For one, the old adage, “Read the fine print!” may be more applicable today than it has ever been, particularly in the realm of consumer and small business finance. Many loan and credit agreements include what we call “forum selection” clauses and “choice of law” clauses. In these clauses, which often appear buried deep in the “fine print” of a contract, the parties agree that any lawsuit arising from the contract must be filed in a certain state or county, and that a certain state’s or country’s laws apply to the contract. American courts, from the U.S. Supreme Court down, have almost universally found these clauses to be enforceable, with few exceptions.
In this day and age where consumers and businesses often seek loans on the internet rather than going to their local bank, the states selected can be surprising. It would not be unusual, for example, for a small business owner in Texas to enter into a finance agreement with a company in New York but later be surprised to learn that he unwittingly agreed that any law suits under the contract be filed in Seattle and that the contract is governed by Nevada law. Despite the fact that Washington and Nevada have little or nothing to do with the contract or parties, these clauses will probably bind the Texas borrower unless there is a statute that renders it specifically unenforceable, such as certain consumer protection statutes.

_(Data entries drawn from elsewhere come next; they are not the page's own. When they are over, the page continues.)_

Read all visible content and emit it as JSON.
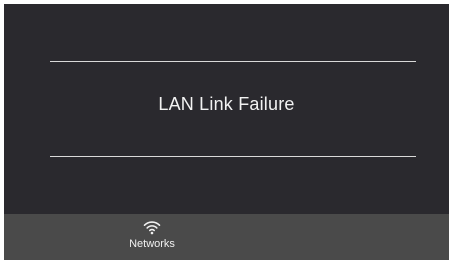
{
  "main": {
    "message": "LAN Link Failure"
  },
  "bottom_nav": {
    "items": [
      {
        "label": "Networks",
        "icon": "wifi-icon"
      }
    ]
  },
  "colors": {
    "background": "#2a292e",
    "nav_bar": "#4a4a4a",
    "text": "#f2f2f2",
    "divider": "#d9d9d9"
  }
}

In the case of Western Sky, borrowers agreed not only to be bound by the laws of the Cheyenne River Sioux Tribe and the Cheyenne River Indian Reservation, but also agreed that no other state or federal law or regulation applied to the loan. Borrowers also consented to the jurisdiction of the Cheyenne River Sioux Tribal Court.
It is questionable to say the least whether such sweeping language will be found enforceable by courts, but if they were to be given effect, the consequences could be profound. A Texas borrower defaulting on a Western Sky payday loan could potentially be sued by Western Sky in the Cheyenne River Sioux Tribal Court. If the Texas borrower does not file an answer or appear in court, Western Sky could take a default judgment against the borrower and then seek enforcement of the judgment in Texas court. The Texas borrower would then have very limited opportunity to contest the validity of the judgment, as many courts have held that the judgments of tribal courts are entitled to full faith and credit under the U.S. Constitution.
Under the federal Fair Debt Collection Practices Act (FDCPA), a lender or debt collector may normally only sue a consumer borrower in the place where the consumer lives or where he signed the contract. However, Western Sky’s borrowers have agreed that federal law does not apply, which would presumably include the FDCPA. Further, Western Sky is arguing that because the business is owned by enrolled members of the Cheyenne River Sioux Tribe and is operated on the Cheyenne River Indian Reservation, it is immune from state and federal law despite the fact that most, if not all, of its loans are made to consumers around the country who are not members of the tribe.
It seems unlikely that Western Sky will prevail on this argument. A consumer’s rights under the FDCPA and most state consumer protection statutes cannot be waived even with a written agreement. As to Western Sky’s tribal sovereign immunity argument, such immunity generally applies only to tribal governments and not to private businesses owned by tribal members. Further, under the “Commerce Clause” of Article I, Section 8 of the U.S. Constitution, Congress has the power to “regulate Commerce with foreign Nations, and among the several States, and with the Indian Tribes.” Western Sky will have a difficult time arguing that its loans to the citizens of multiple states do not constitute “commerce” subject to Congressional regulation.
Litigation over these and other issues will likely continue for some years to come, but it will probably be too late for borrowers who may have been harmed by Western Sky’s practices. The moral of the story is to always read the contract, always consider who you are doing business with, and always know what you are agreeing to before you sign on the dotted line or click “OK.”